The National Development and Reform Commission confirmed on May 22 that this summer’s national maximum electricity load will reach approximately 16 billion kilowatts, an increase of about 90 million kilowatts from last year. As Guangming Net reported, NDRC Deputy Director Li Chao described this as “equivalent to adding the electricity load of an entire Henan Province.”

The National Energy Administration has forecast that under extreme weather scenarios, the peak could exceed 16 billion kilowatts. Liu Mingyang, Deputy Director of the NEA’s Electricity Department, warned that East China, Central China, and South China will experience periodic heatwaves that “may drive rapid release of air conditioning cooling loads.”

Power Supply Readiness

Authorities have taken proactive measures to ensure supply. As of end of April, national coal reserves at regulated power plants reached approximately 200 million tons — over 30 days of supply — and hydropower storage exceeded 80 billion kWh, at historically good levels. From January to April 2026, approximately 100 million kW of new generation capacity was added nationwide. The Southern Grid has deployed 6.6 million kW of new energy storage, equivalent to the consumption of a second-tier city, and its renewable energy generation has grown more than 20% year-on-year.
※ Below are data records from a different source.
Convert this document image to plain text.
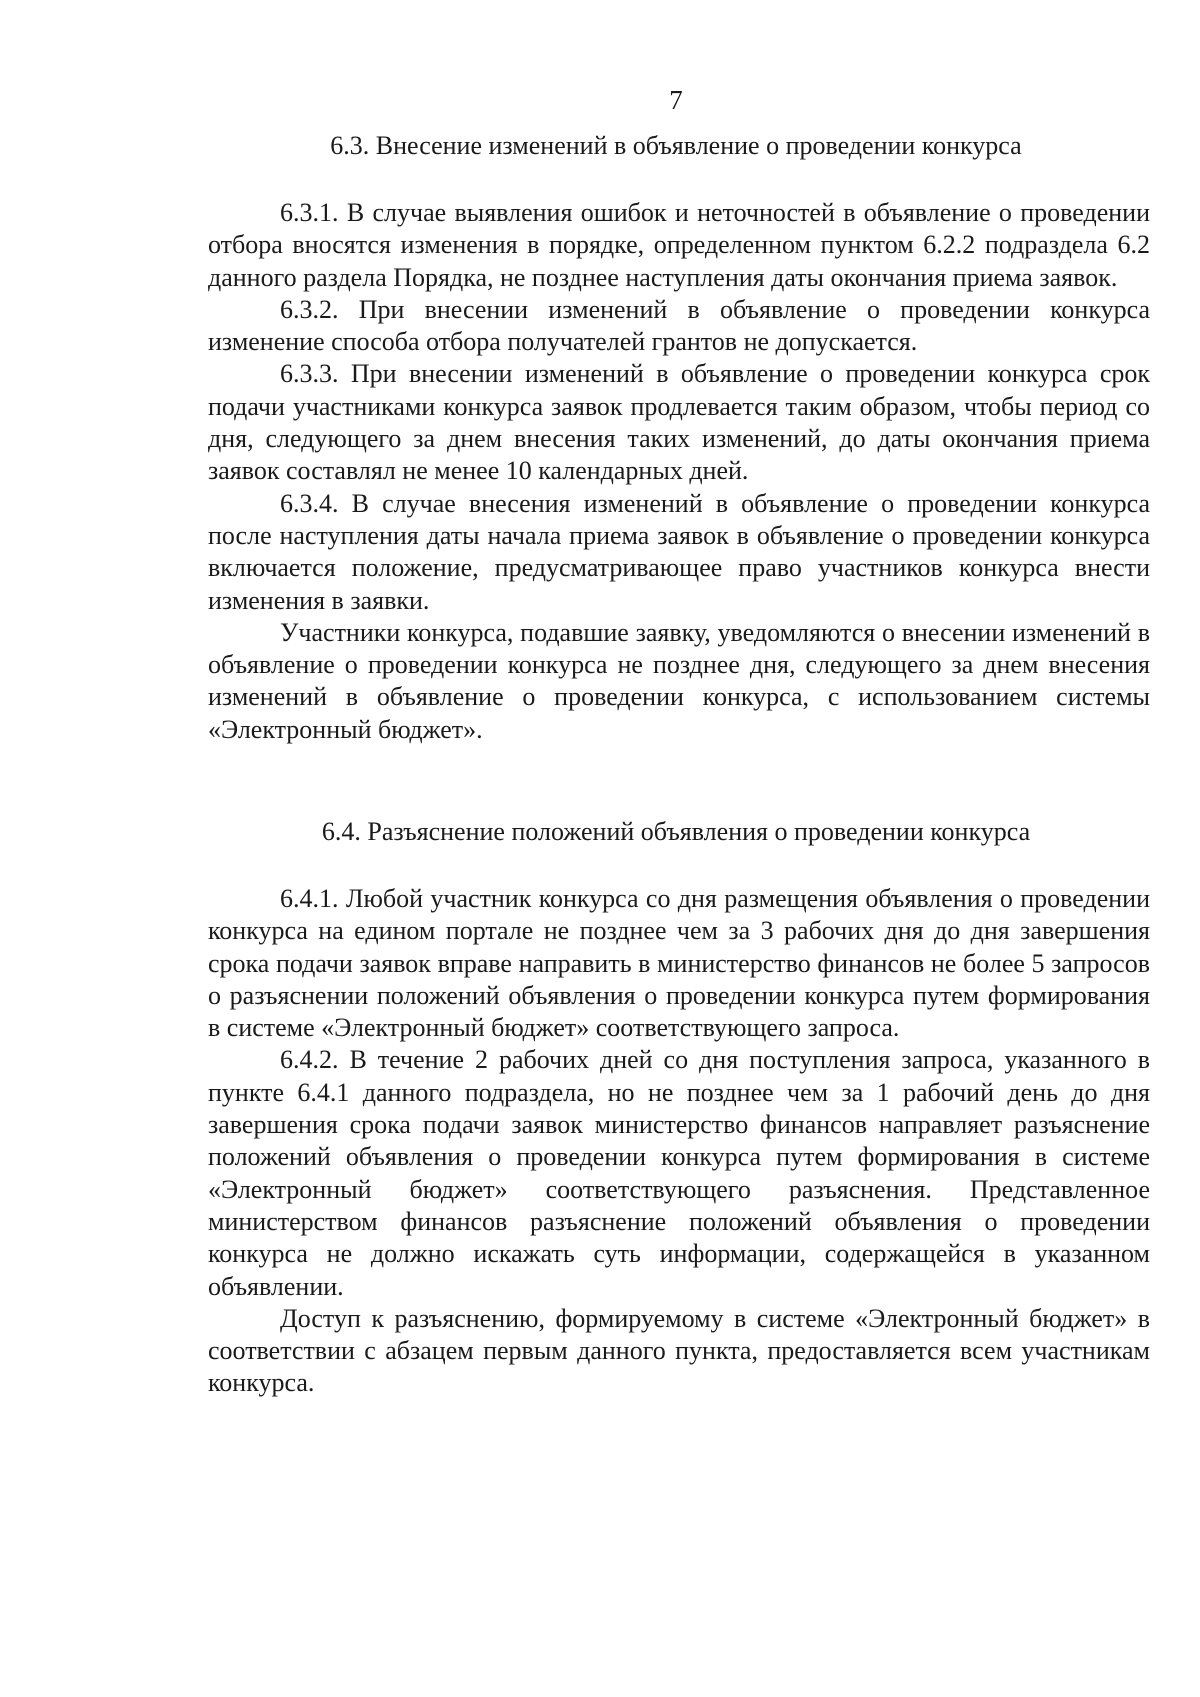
7
6.3. Внесение изменений в объявление о проведении конкурса

6.3.1. В случае выявления ошибок и неточностей в объявление о проведении отбора вносятся изменения в порядке, определенном пунктом 6.2.2 подраздела 6.2 данного раздела Порядка, не позднее наступления даты окончания приема заявок.

6.3.2. При внесении изменений в объявление о проведении конкурса изменение способа отбора получателей грантов не допускается.

6.3.3. При внесении изменений в объявление о проведении конкурса срок подачи участниками конкурса заявок продлевается таким образом, чтобы период со дня, следующего за днем внесения таких изменений, до даты окончания приема заявок составлял не менее 10 календарных дней.

6.3.4. В случае внесения изменений в объявление о проведении конкурса после наступления даты начала приема заявок в объявление о проведении конкурса включается положение, предусматривающее право участников конкурса внести изменения в заявки.

Участники конкурса, подавшие заявку, уведомляются о внесении изменений в объявление о проведении конкурса не позднее дня, следующего за днем внесения изменений в объявление о проведении конкурса, с использованием системы «Электронный бюджет».

6.4. Разъяснение положений объявления о проведении конкурса

6.4.1. Любой участник конкурса со дня размещения объявления о проведении конкурса на едином портале не позднее чем за 3 рабочих дня до дня завершения срока подачи заявок вправе направить в министерство финансов не более 5 запросов о разъяснении положений объявления о проведении конкурса путем формирования в системе «Электронный бюджет» соответствующего запроса.

6.4.2. В течение 2 рабочих дней со дня поступления запроса, указанного в пункте 6.4.1 данного подраздела, но не позднее чем за 1 рабочий день до дня завершения срока подачи заявок министерство финансов направляет разъяснение положений объявления о проведении конкурса путем формирования в системе «Электронный бюджет» соответствующего разъяснения. Представленное министерством финансов разъяснение положений объявления о проведении конкурса не должно искажать суть информации, содержащейся в указанном объявлении.

Доступ к разъяснению, формируемому в системе «Электронный бюджет» в соответствии с абзацем первым данного пункта, предоставляется всем участникам конкурса.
El Niño and Climate Context

The heatwave arrives as the National Climate Center predicts an El Niño event will begin in May 2026, reaching moderate-to-strong intensity by summer and autumn. The China Meteorological Administration has confirmed that summer temperatures will be 0.5-1°C above normal across most of the country but has cautioned against alarmist claims of a “hottest summer ever,” as CCTV News reported.

What to Watch

With the summer peak arriving early and El Niño intensifying, China’s grid faces a prolonged test of resilience. The convergence of climate-driven cooling demand and structural economic shifts toward 24/7 industrial production, data centers, and electric vehicle charging means that peak loads may persist longer than historical norms. Officials have adopted a “one province, one policy” approach to grid management, but the question remains whether the system can withstand simultaneous extreme heat across multiple regions.